My first French ride and some thoughts on gates!August 18, 2011 | 9:41 pm
We are one week into our fortnight in France and I have managed to get three ‘proper’ rides in. Not too bad.
On Sunday, I went out just after 9.30am and did a loop across the valley via Portuis and back. Just over 35 miles through some pretty French villages.
I had set out with the notion that I would take pictures along my route of my bike leaning against gates. Not my idea at all but inspired by Bike and Gate, Jamie Bishop’s – @j4m1eb – online photoblog of…. wait… you guessed it… bikes and gates. I thought I ‘d try and make a couple of French contributions whilst we were out here.
It quickly occured to me though that in France, gates aren’t quite the same. What? I hear you say! A gate’s a gate, surely! Well, yes, strictly speaking that’s true, but in the sense of what they are used for in France, the difference is subtle but real. Most of Jamie’s pictures are of gates to fields, that you see when you are out riding, and I believe (although I stand to be corrected) this is where it started. Take a piccie of a gate as you pass it and send it to Jamie.

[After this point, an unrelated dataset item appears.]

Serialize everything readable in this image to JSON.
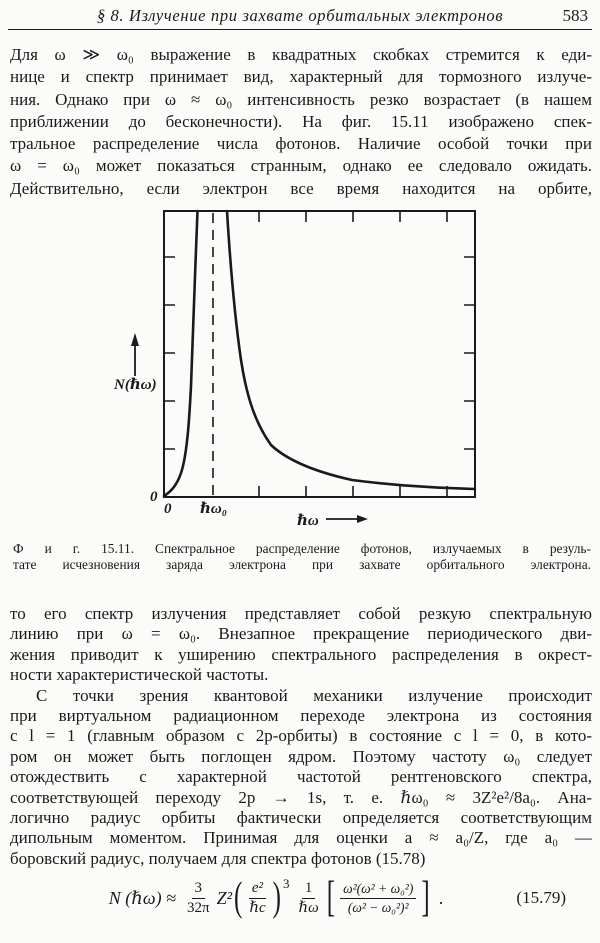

Only, in France, the gates aren’t to fields. Although most of the areas I have cycled through are agricultural, I can hardly ever remember seeing a field with a gate. There might be elsewhere where livestock is kept in by gates, but fields of sunflowers and vines don’t tend to wander off if you haven’t shut the gate. Hence, no gates.
There are gates in the French countryside though, all over in fact. They tend to be larger and grander than our common or garden field gate, because they are the entrance to someone’s house, or farm. This is the bit that puts me off collecting pictures of my bike leaning up against them. It’s alright to lean your bike against the fence and try to get some nice scenery behind if its just a gate to a field, but if it’s someone’s house, it doesn’t quite feel right. Unless of course, they are used it… eh Jamie?
So, with that in mind, I was back to photographing more appropriate things for my surroundings. Which in Provence, certainly consists of field’s, hill’s and churches. Now this isn’t designed to turn into an eclisiastical tour of Provence but you are likely to see some of that sort of thing here, over the next few days!
My first stop of the ride was in Cadenet. A small village nestling on the side of a small cliff face, with what I think must be an old ruin at the top. I didn’t stay long enough to find that, but did see the church.
It was 10am on the dot when I got there and the bells were ringing, calling the worshippers in. I didn’t hang around to take communion – I’d look a bit odd doing that in lycra!
I’m not sure what it is – I can’t say I’ve ever seen anything like it before. There are lots of Madonna shrines dotted along the roads outside small villages in France but I’ve never seen a Madonna scarecrow before, and certainly not one in a wedding dress! Make of that what you will.
From here, most of the climbing was done and the ride was generally downhill back to the villa.
Overall, not bad, but I was left wondering whether the area we were staying in this year wasn’t as scenic as the part of Provence we were in last year, about an hour to the east.